Et si la grossesse n'était plus seulement l'affaire des femmes ? Les progrès de la chirurgie permettraient d'envisager, à plus ou moins long terme, qu'un homme porte un enfant et lui donne naissance. Une telle entreprise poserait cependant de nombreux problèmes.


Une grossesse techniquement possible


Depuis que la greffe d'utérus est pratiquée, une grossesse masculine ne semble pas impossible à certains médecins. Cet organe ne serait plus seulement destiné aux femmes qui en sont dépourvues, mais aussi aux hommes.


Pour loger l'utérus, le chirurgien ferait de la place dans l'abdomen de l'homme qui le recevrait. Il l'attacherait ensuite solidement aux tissus environnants, ainsi qu'au bassin.


Il faudrait ensuite attendre un certain temps, pour vérifier l'absence de rejet. Le futur père devrait aussi prendre des hormones féminines, nécessaires au développement du fœtus placé dans l'utérus. Quant à l'accouchement, il ne pourrait bien sûr se faire que par césarienne.


De nombreux obstacles


Pour l'instant, de telles avancées médicales permettent aux femmes transgenres d'avoir une grossesse normale. En effet, elles voient se développer leur poitrine et un vagin leur est même transplanté.

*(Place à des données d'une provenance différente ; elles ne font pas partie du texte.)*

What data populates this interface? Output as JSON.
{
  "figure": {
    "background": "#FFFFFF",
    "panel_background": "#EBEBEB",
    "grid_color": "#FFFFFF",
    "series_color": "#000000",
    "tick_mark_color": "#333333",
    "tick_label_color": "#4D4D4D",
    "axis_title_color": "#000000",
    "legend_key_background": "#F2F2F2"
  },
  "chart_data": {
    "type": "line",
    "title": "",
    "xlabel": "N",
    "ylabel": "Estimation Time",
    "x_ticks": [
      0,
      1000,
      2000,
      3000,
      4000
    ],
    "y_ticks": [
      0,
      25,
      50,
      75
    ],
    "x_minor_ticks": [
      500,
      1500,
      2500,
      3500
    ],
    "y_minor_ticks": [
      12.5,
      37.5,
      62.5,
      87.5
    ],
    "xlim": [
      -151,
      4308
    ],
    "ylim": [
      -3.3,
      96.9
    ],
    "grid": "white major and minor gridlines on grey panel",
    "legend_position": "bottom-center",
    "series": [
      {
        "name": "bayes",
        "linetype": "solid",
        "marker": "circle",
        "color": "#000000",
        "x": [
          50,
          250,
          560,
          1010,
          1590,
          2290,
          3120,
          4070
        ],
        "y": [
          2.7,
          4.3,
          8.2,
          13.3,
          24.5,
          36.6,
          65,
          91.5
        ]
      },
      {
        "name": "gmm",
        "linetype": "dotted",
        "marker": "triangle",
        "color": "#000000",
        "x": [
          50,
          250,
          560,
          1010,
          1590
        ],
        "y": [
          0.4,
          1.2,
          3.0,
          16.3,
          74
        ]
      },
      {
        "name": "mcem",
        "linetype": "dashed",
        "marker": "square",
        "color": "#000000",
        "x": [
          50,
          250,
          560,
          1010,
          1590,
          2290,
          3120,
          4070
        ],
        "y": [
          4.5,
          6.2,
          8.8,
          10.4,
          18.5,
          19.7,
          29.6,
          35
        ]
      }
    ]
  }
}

Mais, pour une partie de la communauté médicale, ces progrès ne sauraient concerner les hommes. Ils n'ont même jamais tenté la moindre expérience en vue de greffer un utérus sur un animal mâle.


Cette réticence s'explique d'abord par des raisons d'ordre éthique et déontologique. En effet, la grossesse masculine changerait le rapport à la conception inscrit dans l'ordre naturel. Elle contribuerait aussi à modifier en profondeur la notion de parentalité.


Bref, certains médecins hésitent à bouleverser la marche naturelle des choses. Ils s'inquiètent aussi pour la santé du père "enceint". En effet, même si cette grossesse est techniquement possible, le corps de l'homme n'y est pas préparé. Il n'est pas conçu pour soutenir le fœtus.


Enfin, se pose la question du coût d'une telle grossesse, surtout dans les pays où la protection sociale repose sur un système d'assurances. En effet, celles-ci ne seraient pas prêtes à prendre en charge des opérations toujours très onéreuses. À titre d'exemple, une greffe cardiaque coûterait ainsi plus d'un million de dollars aux États-Unis.